- Infielder
- Born: March 24, 1925 Union Springs, Alabama, U.S.
- Died: August 23, 1996 (aged 71) Birmingham, Alabama, U.S.
- Batted: RightThrew: Right

Negro league baseball debut
- 1948, for the Birmingham Black Barons

Last appearance
- 1958, for the Birmingham Black Barons
- Stats at Baseball Reference

Teams
- Birmingham Black Barons (1948–1950); Cleveland Buckeyes (1950); Houston Eagles (1950–1951); Birmingham Black Barons (1951–1958);

= Wiley Griggs =

American baseball player (1925–1996)

Wiley Lee Griggs III (March 24, 1925 - August 23, 1996), nicknamed "Diamond Jim", was an American Negro league infielder in the 1940s and 1950s.

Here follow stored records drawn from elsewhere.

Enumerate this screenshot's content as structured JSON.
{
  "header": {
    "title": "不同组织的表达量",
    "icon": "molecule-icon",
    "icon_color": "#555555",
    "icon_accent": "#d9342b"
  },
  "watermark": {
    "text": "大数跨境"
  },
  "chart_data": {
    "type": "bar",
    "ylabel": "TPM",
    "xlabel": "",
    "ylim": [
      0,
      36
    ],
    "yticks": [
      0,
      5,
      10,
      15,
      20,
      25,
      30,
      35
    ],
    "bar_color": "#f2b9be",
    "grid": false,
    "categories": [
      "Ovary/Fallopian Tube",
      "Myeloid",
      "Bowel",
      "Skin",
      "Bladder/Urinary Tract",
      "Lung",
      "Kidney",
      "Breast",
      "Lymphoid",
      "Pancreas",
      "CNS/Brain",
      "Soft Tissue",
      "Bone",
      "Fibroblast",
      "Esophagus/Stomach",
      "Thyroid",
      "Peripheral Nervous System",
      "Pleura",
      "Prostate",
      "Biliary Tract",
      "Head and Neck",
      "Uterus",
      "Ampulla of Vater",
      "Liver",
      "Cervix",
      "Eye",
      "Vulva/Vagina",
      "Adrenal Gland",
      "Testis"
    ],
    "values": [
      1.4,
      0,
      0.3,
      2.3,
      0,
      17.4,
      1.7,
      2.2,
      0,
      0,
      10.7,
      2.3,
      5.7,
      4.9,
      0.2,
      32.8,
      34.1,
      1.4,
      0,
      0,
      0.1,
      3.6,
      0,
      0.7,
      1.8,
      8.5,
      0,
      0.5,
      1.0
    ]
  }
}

A native of Union Springs, Alabama, Griggs was the brother of fellow Negro leaguer Acie Griggs. Younger brother Wiley attended A. H. Parker High School, and served in the US Army during World War II. He broke into the Negro leagues in 1948 with the Birmingham Black Barons, and was a reserve infielder that year as the team reached the Negro World Series. In 1951, he was selected to represent the Houston Eagles in the East–West All-Star Game. Griggs died in Birmingham, Alabama in 1996 at age 71.